From her humble beginnings as a seedling saved from disaster to the start of her journey across the void of space toward a new home for the human race, The Stark Divide tells the tales of the world, the people who made her, and the few who will become something altogether beyond human.
Humankind has just taken its first step toward the stars.
Book One of Liminal Sky
“DRESSLER, SCHEMATIC,” Colin McAvery, ship’s captain and a third of the crew, called out to the ship-mind.
A three-dimensional image of the ship appeared above the smooth console. Her five living arms, reaching out from her central core, were lit with a golden glow, and the mechanical bits of instrumentation shone in red. In real life, she was almost two hundred meters from tip to tip.
Between those arms stretched her solar wings, a ghostly green film like the sails of the Flying Dutchman.

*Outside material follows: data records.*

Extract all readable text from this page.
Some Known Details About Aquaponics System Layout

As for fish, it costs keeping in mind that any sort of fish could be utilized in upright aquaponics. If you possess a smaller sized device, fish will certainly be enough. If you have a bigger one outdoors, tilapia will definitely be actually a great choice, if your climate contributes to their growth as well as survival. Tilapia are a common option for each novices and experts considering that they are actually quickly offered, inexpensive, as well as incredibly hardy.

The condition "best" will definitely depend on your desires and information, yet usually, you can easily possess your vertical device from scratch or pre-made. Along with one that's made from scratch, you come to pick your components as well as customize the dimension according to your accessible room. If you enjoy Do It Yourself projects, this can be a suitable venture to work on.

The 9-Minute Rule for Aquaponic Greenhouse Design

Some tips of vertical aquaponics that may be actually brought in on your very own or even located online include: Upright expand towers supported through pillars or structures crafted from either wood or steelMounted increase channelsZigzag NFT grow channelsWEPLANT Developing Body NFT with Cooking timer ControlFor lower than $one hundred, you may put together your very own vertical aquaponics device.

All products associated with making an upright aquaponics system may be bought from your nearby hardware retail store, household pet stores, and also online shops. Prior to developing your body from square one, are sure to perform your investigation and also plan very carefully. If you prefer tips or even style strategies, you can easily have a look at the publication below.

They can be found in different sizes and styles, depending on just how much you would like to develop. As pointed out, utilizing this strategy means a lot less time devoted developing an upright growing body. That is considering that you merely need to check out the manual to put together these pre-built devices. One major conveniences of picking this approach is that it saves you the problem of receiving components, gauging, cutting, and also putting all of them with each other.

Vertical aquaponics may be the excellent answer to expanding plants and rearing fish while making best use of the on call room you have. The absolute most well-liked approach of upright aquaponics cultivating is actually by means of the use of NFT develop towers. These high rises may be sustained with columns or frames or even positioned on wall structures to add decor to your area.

“You’re a pretty thing,” he said softly. He loved these ships, their delicate beauty as they floated through the starry void.
“Thank you, Captain.” The ship-mind sounded happy with the compliment—his imagination running wild. Minds didn’t have real emotions, though they sometimes approximated them.
He cross-checked the heading to be sure they remained on course to deliver their payload, the man-sized seed that was being dragged on a tether behind the ship. Humanity’s ticket to the stars at a time when life on Earth was getting rapidly worse.
All of space was spread out before him, seen through the clear expanse of plasform set into the ship’s living walls. His own face, trimmed blond hair, and deep brown eyes, stared back at him, superimposed over the vivid starscape.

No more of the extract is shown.